The synonym dictionary for English comes from WordNet333https://wordnet.princeton.edu. The synonym dictionary for Chinese comes from multiple reputable sources through web scraping444https://github.com/jaaack-wang/Chinese-Synonyms.

B. Model Training

Training Settings. We reused the three simple models already constructed using Baidu’s deep learning framework paddle555https://github.com/PaddlePaddle/PaddleNLP/blob/develop/examples/text_matching/simnet. We trained all the models in Baidu Machine Learning CodeLab on its AI Studio666https://aistudio.baidu.com/aistudio/index with Tesla V100 GPU and 32G RAM, which the author could use up to 70 hours per week.

Basic Architecture. All the models begin with an Embedding layer that outputs 128-dimensional word embeddings. Then, the word embeddings for the text pairs each go through an encoder so that the encoded embeddings for the text pairs have same output dimensions and can be concatenated along the last axis. The concatenated embeddings run through a Linear layer, a Tanh activation function, and another Linear layer that outputs two dimensional logits. The details of the encoder configurations used for the CBOW, CNN, and LSTM models can be found at the footnote.777https://github.com/PaddlePaddle/PaddleNLP/blob/develop/paddlenlp/seq2vec/encoder.py

Other. We did not use EarlyStopping or other similar callbacks, because that might increase the experimental costs to a point that obstructs training. Also, the effect of such a callback should be trivial as most of our models overfitted within 3 epochs.
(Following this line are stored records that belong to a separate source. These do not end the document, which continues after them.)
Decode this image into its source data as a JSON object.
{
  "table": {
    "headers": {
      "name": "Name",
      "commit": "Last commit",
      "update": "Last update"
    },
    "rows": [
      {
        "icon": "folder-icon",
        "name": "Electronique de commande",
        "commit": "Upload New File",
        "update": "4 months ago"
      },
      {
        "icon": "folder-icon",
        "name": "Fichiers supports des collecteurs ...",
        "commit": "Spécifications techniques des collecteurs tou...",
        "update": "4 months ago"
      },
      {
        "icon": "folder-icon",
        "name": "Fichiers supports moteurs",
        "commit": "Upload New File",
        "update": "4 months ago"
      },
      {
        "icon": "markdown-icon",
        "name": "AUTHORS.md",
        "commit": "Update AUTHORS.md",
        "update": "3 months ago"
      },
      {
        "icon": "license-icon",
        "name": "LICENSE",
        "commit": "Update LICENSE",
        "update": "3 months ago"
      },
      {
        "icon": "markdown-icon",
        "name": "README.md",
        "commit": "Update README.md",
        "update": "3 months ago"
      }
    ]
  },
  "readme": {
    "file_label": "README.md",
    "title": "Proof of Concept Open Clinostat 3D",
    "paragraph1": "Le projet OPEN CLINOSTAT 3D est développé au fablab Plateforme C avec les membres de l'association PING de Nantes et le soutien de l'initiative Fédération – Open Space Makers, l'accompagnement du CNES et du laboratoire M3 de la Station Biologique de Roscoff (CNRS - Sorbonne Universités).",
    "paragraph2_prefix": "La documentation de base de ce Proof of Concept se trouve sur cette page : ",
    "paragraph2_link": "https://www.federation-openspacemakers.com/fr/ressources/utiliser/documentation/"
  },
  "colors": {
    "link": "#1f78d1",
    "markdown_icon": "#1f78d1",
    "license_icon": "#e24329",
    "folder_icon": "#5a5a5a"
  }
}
C. Size of augmented train sets

Table 7 and Table 8 contain size of the train sets for the first two experiments on LCQMC and QQQD and the ablation experiment on LCQMC, respectively. Please note that, for simplicity, 240k is used to refer to the full size of LCQMC, which is 238,766 to be exact. Also, due to deduplication, different text editing operations may result in augmented train sets with non-trivial difference in size, as discernible in Table 8. The reason that the ratio of the augmented train sets to the corresponding original train sets in size is different is explained in Appendix A.

LCQMC Augmented QQQD Augmented
5k 66,267 10k 148,341
10k 132,513 50k 543,066
50k 563,228 100k 1,086,063
100k 929,176 150k 1,629,178
240k 2,218,512 260k 2,823,733
Table 7: Size of augmented train sets for the first two experiments on LCQMC and QQQD.
Size SR RS RI RD RM
5k 24,402 24,758 16,733 16,780 24,859
10k 48,807 49,575 33,090 33,208 49,652
25k 122,358 124,040 83,329 83,592 124,237
50k 244,577 248,074 166,839 167,296 248,539
75k 220,843 223,497 162,563 162,972 224,026
100k 294,516 297,987 216,540 217,012 298,620
125k 368,078 372,536 270,957 271,552 373,266
150k 441,643 446,941 325,027 325,738 447,838
175k 515,229 521,484 379,352 380,214 522,535
200k 588,901 595,977 433,521 434,469 597,084
240k 703,077 711,631 517,492 518,664 712,852
Table 8: Size of augmented train sets for the ablation experiment on LCQMC.